Senadora indica que ajustes no texto podem ser realizados antes da votação

Ricardo Alves02 de junho de 2026 às 14:45
Tereza Cristina confirma votação de projeto de dívidas rurais para 10 de maio

A senadora Tereza Cristina (PP-MS) anunciou que a proposta de renegociação das dívidas rurais pode ser analisada pelo Senado na próxima terça-feira, dia 10 de maio. "Existe a perspectiva do dia 10 ele [o projeto] ser colocado em plenário", afirmou a parlamentar durante uma conversa com jornalistas no Congresso Nacional.

Embora a data ainda não tenha sido oficialmente confirmada, a senadora mencionou que já há um entendimento político para prosseguir com a votação. O presidente do Senado, Davi Alcolumbre (União-AC), já comunicou aos senadores que essa será a data a ser considerada para a apreciação da proposta pelo plenário.

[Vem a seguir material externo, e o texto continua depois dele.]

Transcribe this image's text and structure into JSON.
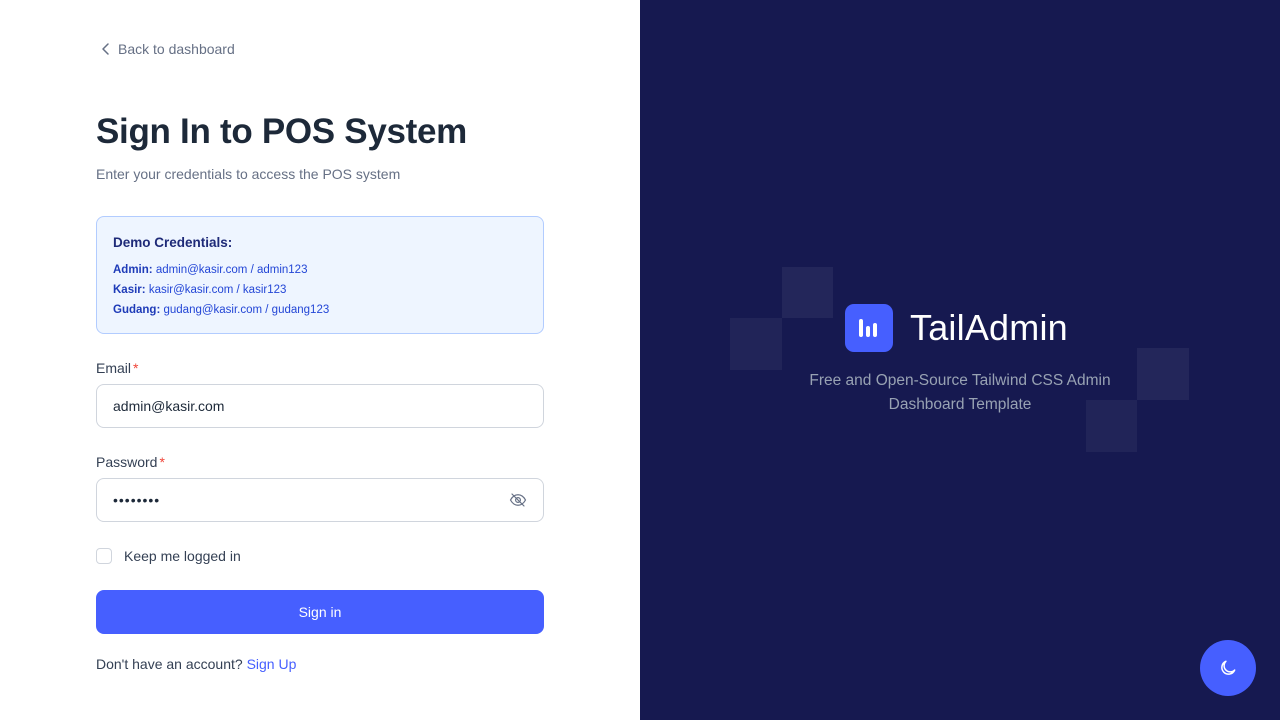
{
  "nav": {
    "back_label": "Back to dashboard"
  },
  "form": {
    "title": "Sign In to POS System",
    "subtitle": "Enter your credentials to access the POS system",
    "demo": {
      "title": "Demo Credentials:",
      "lines": [
        {
          "role": "Admin:",
          "value": "admin@kasir.com / admin123"
        },
        {
          "role": "Kasir:",
          "value": "kasir@kasir.com / kasir123"
        },
        {
          "role": "Gudang:",
          "value": "gudang@kasir.com / gudang123"
        }
      ]
    },
    "email": {
      "label": "Email",
      "required_mark": "*",
      "value": "admin@kasir.com"
    },
    "password": {
      "label": "Password",
      "required_mark": "*",
      "value": "••••••••"
    },
    "remember_label": "Keep me logged in",
    "remember_checked": false,
    "submit_label": "Sign in",
    "signup_prompt": "Don't have an account?",
    "signup_link": "Sign Up"
  },
  "brand": {
    "name": "TailAdmin",
    "tagline": "Free and Open-Source Tailwind CSS Admin Dashboard Template"
  },
  "colors": {
    "accent": "#465fff",
    "panel_bg": "#161950",
    "demo_bg": "#eef5ff",
    "demo_border": "#b2ccff",
    "required": "#f04438"
  },
  "icons": {
    "back": "chevron-left-icon",
    "password_toggle": "eye-off-icon",
    "logo": "bar-chart-icon",
    "theme": "moon-icon"
  }
}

A expectativa é que a votação ocorra em 10 de maio, após negociações com instituições financeiras.

Tereza Cristina também relatou que, durante reunião do dia 2 de maio, representantes do Banco do Brasil e do Bradesco reivindicaram ajustes no texto da proposta. "Recebemos a visita da presidente do Banco do Brasil e do presidente do Bradesco, solicitando algumas alterações no texto", disse a senadora.

As sugestões apresentadas serão encaminhadas ao senador Renan Calheiros (MDB-AL), responsável pela relatoria do projeto. "Vou passar as recomendações para o senador Renan e veremos se ele acata", comentou a parlamentar.

O projeto, denominado PL 5122/23, já foi aprovado pela Comissão de Assuntos Econômicos (CAE) do Senado e prevê a renegociação de R$ 130 bilhões em dívidas do setor agrícola, totalizando mais de R$ 1,4 trilhão em passivos. O texto estipula taxas de juros entre 3,5% e 7,5% e abrange diversas modalidades de dívidas, incluindo Cédulas de Produto Rural (CPRs). Um ponto controverso é a inclusão do uso do Fundo Social do Pré-Sal para financiamento, sem um valor previamente definido.

Contexto

Recentemente, o governo apresentou uma Medida Provisória (MP) com uma proposta alternativa que, no entanto, foi rejeitada pelo Senado. Essa proposta mais restrita estabelecia juros entre 6% e 12% e não fazia uso do Fundo Social.

Apesar da pressão de senadores por uma votação rápida, o debate no plenário foi agendado para o dia 10 de maio, em função do feriado de Corpus Christi. O governo ainda considera a possibilidade de reapresentar a MP com eventuais ajustes para facilitar a negociação.